De VVD wil de discretionaire bevoegdheid van de staatssecretaris van Justitie en Veiligheid afschaffen. Wat is die bevoegdheid eigenlijk en wat betekent het om die bevoegdheid af te schaffen?

Door Martijn Stronks

VVD-Kamerlid Azmani stelt voor om de discretionaire bevoegdheid af te schaffen. De ’willekeur’ die gepaard gaat met het gebruik van deze bevoegdheid moet stoppen, vindt de VVD. „Het past niet in een rechtsstaat dat de politiek toetsing nog eens overdoet, net zoals het niet past dat Kamerleden zich mengen in individuele zaken”, zegt VVD-Kamerlid Azmani. ‘De toetsing van asielbesluiten is een bevoegdheid van de rechter’, benadrukt hij.

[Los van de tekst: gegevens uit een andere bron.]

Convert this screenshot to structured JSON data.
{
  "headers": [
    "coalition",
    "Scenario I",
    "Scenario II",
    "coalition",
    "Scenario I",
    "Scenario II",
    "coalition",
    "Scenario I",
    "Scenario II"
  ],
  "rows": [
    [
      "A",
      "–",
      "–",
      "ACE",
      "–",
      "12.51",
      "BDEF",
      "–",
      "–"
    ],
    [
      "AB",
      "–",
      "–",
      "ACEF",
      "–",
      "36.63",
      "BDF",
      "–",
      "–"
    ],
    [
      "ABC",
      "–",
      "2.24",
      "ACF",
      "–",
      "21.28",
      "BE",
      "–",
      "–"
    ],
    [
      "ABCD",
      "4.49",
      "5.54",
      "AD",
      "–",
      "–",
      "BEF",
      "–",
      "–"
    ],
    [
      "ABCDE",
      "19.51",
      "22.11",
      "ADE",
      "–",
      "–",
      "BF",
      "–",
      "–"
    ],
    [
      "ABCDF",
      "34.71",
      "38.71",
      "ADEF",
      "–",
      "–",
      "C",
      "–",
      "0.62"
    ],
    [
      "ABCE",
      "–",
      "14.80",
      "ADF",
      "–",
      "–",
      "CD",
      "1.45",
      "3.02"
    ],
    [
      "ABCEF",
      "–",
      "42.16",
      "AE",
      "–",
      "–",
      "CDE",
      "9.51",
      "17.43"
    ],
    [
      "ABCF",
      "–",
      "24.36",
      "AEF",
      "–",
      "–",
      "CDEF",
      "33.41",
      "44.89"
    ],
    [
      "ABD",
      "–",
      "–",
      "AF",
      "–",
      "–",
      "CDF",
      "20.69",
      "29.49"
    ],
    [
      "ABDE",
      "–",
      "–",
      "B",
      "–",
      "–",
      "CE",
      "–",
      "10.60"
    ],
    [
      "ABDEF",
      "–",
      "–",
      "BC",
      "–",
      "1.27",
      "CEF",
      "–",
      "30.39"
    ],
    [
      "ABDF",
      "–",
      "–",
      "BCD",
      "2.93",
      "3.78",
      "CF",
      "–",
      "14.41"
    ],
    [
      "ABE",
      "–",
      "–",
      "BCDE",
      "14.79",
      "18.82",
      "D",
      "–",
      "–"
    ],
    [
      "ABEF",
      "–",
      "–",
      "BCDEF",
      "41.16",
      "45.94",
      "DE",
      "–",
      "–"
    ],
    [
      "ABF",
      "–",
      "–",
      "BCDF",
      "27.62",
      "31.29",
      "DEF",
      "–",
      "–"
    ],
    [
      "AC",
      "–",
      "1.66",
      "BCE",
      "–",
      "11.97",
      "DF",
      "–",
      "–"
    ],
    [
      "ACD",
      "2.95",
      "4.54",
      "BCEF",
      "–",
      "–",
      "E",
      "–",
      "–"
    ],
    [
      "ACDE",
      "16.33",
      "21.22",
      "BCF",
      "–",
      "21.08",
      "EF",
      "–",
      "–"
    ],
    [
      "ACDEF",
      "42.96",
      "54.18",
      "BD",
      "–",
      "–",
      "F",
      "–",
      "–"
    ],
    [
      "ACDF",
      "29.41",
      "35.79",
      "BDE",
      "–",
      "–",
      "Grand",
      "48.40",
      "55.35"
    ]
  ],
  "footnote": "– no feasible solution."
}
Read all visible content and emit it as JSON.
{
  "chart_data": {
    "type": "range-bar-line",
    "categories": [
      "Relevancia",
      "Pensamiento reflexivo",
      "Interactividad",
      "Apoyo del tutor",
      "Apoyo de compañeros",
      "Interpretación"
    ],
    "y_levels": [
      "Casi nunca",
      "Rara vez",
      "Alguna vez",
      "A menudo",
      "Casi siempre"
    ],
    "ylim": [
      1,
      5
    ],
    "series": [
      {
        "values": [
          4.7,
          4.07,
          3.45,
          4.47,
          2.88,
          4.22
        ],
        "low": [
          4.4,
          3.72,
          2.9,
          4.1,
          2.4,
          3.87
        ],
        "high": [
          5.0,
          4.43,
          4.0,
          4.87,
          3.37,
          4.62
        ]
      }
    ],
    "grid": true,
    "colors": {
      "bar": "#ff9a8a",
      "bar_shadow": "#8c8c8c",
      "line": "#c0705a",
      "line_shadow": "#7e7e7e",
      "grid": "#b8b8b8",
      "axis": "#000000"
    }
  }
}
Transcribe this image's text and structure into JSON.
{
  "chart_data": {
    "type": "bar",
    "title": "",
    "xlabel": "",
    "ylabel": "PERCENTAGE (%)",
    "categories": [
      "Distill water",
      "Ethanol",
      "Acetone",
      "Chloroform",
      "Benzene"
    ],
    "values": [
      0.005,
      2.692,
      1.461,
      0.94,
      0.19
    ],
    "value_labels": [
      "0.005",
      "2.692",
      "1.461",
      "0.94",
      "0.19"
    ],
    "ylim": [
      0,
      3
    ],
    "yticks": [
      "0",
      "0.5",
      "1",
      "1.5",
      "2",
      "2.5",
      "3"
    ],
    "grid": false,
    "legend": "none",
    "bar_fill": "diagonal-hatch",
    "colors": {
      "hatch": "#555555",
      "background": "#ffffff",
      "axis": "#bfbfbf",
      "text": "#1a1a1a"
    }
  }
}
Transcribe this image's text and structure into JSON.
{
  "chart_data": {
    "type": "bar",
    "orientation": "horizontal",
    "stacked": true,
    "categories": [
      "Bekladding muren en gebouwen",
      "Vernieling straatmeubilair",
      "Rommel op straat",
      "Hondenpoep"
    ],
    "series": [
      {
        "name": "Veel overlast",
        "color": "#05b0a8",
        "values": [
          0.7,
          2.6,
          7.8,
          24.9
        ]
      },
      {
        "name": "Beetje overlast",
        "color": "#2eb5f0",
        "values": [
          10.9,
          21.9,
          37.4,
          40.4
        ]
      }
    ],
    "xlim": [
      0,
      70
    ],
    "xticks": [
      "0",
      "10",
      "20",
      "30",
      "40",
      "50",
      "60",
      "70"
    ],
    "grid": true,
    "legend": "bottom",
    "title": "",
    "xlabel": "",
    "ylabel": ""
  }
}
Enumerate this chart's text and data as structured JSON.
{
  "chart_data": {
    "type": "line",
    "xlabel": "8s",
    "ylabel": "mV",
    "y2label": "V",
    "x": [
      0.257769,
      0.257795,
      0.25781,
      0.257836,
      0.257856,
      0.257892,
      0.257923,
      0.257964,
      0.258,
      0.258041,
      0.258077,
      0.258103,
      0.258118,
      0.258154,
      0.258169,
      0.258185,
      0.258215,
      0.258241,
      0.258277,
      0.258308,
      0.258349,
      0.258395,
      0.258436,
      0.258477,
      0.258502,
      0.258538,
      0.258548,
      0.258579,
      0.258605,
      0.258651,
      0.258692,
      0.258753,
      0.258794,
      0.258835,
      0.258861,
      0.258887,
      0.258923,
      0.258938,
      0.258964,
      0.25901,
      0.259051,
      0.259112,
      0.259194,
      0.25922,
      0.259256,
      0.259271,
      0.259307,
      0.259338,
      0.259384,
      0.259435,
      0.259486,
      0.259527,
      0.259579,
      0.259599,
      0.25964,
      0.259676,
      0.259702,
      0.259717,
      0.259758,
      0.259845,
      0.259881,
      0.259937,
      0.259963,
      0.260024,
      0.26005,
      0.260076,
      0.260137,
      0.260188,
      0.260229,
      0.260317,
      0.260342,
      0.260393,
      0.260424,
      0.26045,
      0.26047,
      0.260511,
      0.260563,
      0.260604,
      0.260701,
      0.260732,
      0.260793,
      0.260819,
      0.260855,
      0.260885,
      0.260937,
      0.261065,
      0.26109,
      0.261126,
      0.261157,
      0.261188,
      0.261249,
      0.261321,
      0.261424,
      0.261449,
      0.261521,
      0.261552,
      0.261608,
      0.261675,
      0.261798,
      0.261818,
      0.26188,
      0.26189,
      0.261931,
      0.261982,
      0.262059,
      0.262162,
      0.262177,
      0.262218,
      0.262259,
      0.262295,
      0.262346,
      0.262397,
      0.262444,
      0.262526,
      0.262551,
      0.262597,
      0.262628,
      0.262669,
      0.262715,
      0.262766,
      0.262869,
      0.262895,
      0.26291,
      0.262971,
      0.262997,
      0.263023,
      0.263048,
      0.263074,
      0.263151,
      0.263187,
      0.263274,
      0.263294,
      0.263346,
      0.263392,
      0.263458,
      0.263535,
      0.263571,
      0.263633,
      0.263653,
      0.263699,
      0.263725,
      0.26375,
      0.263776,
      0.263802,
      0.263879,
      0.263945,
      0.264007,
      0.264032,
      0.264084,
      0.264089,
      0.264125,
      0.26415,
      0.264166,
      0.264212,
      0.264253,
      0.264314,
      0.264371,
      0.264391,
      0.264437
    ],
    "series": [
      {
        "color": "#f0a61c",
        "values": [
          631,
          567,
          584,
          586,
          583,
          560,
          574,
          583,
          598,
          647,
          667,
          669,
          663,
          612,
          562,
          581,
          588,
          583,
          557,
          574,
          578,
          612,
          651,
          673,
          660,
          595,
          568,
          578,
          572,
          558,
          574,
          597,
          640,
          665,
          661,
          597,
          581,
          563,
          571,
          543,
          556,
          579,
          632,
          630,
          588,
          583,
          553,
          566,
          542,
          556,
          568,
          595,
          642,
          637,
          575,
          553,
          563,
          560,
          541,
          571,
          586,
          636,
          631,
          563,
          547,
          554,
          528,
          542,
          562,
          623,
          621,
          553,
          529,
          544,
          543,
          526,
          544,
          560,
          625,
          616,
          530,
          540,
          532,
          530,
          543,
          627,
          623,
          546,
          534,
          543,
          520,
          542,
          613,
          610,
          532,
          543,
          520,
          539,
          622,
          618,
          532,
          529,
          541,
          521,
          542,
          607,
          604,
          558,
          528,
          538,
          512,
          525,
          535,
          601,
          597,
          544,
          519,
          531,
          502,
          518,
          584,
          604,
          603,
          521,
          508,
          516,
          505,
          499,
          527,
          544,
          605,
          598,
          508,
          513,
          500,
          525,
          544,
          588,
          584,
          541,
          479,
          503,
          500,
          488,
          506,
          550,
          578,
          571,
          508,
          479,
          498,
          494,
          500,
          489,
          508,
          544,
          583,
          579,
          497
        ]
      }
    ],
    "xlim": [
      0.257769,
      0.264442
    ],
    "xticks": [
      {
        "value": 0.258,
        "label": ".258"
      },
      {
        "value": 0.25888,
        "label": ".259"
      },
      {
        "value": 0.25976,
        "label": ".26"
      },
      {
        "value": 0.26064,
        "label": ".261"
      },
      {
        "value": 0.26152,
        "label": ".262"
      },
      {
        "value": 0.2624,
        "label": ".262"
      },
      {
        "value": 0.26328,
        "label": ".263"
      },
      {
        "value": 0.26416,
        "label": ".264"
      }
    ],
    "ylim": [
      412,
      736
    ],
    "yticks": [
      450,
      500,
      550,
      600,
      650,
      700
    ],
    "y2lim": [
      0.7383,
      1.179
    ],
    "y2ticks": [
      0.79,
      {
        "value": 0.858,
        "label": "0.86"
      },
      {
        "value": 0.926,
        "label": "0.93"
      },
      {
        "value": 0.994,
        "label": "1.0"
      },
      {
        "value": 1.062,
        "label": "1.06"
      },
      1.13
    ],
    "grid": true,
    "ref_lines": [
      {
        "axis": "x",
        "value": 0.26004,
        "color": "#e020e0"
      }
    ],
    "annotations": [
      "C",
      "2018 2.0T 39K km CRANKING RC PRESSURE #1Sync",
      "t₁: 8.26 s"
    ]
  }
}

Waarvoor wordt de discretionaire bevoegdheid gebruikt?
De discretionaire bevoegdheid wordt gebruikt in het geval dat iemand zonder succes heeft geprobeerd een verblijfsvergunning te verkrijgen, en dan verzoekt om deze vanwege de uitzonderlijke individuele omstandigheden van zijn of haar geval alsnog te verlenen. Het gaat dan vaak om mensen die al lange tijd in schrijnende omstandigheden leven. De afgelopen jaren hebben veel zaken over het gebruik van de discretionaire bevoegdheid het nieuws gehaald, zoals recent die van Howick en Lily, of eerder die van Mauro, Sahar, Pasic en de Turkse kleermaker Gumus. Telkens stond de vraag centraal of deze mensen een verblijfsrecht konden verkrijgen, hoewel ze daar in eerdere procedures geen aanspraak op hadden kunnen maken.

Het is van belang om op te merken dat het hier dus niet om een asielvergunning gaat; iedereen die niet in aanmerking is gekomen voor een verblijfsrecht kan een beroep doen op de discretionaire bevoegdheid. De bewindspersoon zal dan naar de individuele omstandigheden van het geval kijken. De uitoefening van deze bevoegdheid is dus per definitie erg casuïstisch en afhankelijk van de specifieke context. Onlangs zijn de richtsnoeren die de IND in de praktijk hanteert voor de invulling van deze bevoegdheid openbaar geworden. Er moet sprake zijn van meerdere schrijnende omstandigheden, zoals worteling na langdurig verblijf, medische omstandigheden, in Nederland overleden gezinsleden of de situatie in het land van herkomst.

Waar is de discretionaire bevoegdheid geregeld in de wet?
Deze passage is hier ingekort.